Gov’t urged to set clear policy on energy


President Rodrigo Duterte should decide on a clear policy for the country’s energy sector as there is conflict between the demand for reliable and affordable electricity and the pressure to reduce greenhouse gas emissions.

“The president should decide what’s the policy when it comes to the coal plants,” Teresa Ira Maris Guanzon said.

Guanzon is one of the authors of a set of policy briefs offering recommendations to the government to help achieve its economic agenda while also addressing climate change.

The policy briefs were issued by Ateneo de Manila University’s School of Government and international consulting firm SSG Advisors.

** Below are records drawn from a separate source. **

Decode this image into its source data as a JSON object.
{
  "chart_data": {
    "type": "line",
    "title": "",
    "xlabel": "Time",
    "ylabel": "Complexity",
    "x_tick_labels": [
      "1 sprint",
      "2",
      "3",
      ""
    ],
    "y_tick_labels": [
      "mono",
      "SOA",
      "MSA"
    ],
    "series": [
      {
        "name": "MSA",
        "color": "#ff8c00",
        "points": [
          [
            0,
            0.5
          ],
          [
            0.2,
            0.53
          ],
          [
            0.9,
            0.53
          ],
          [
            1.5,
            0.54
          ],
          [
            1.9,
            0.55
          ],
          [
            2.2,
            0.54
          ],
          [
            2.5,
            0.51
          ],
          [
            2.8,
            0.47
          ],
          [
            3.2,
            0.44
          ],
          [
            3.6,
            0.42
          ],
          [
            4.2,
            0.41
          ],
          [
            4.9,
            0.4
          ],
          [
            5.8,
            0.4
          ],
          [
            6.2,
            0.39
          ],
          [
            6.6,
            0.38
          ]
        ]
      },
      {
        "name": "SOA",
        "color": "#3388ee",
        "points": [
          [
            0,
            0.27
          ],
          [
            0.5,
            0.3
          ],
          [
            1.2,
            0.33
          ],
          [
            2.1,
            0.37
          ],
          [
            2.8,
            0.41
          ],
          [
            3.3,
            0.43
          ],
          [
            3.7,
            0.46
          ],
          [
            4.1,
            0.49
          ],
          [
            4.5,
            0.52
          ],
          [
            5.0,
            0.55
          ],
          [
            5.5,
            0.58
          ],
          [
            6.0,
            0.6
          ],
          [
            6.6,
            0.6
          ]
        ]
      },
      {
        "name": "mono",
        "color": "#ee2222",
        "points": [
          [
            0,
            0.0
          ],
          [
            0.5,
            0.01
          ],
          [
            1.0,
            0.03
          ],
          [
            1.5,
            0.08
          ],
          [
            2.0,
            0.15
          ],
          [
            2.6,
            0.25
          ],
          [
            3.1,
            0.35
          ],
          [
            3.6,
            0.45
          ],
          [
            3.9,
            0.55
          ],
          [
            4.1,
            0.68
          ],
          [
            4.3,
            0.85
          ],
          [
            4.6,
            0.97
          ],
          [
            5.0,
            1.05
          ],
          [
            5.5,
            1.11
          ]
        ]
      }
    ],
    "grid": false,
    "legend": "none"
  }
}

During a briefing yesterday, Guanzon said the Department of Environment and Natural Resources (DENR) seems to be combative of coal plants, and in contrast the Department of Energy (DOE) recognizes its use for reliable, secure and affordable electricity.

The policy briefs also said the government needs an extensive road map to set policy direction and send a clear message to the private sector around points that take into account climate change and an optimal energy mix.

One of the authors of the policy briefs and Ateneo professor Antonio G.M. La Viña said the President’s sentiments on the Paris agreement are “good questions that the country must answer before we ratify.”

However, La Viña said the Paris agreement does not necessarily limit the country’s capability to industrialize. While 70 percent of emissions reductions may be too high, he noted this could be reviewed.

He added non-ratification is equivalent to leaving the country out of the funding for climate adaptation and resiliency, especially since the Philippines is one of the countries that are greatly impacted by climate change.

“If we never ratify, we take ourselves out of the global discussions on how to address climate change,” he said.

Last week, the President reiterated that he has no plans to ratify the Paris agreement, which has recently been ratified and will take effect on November 4.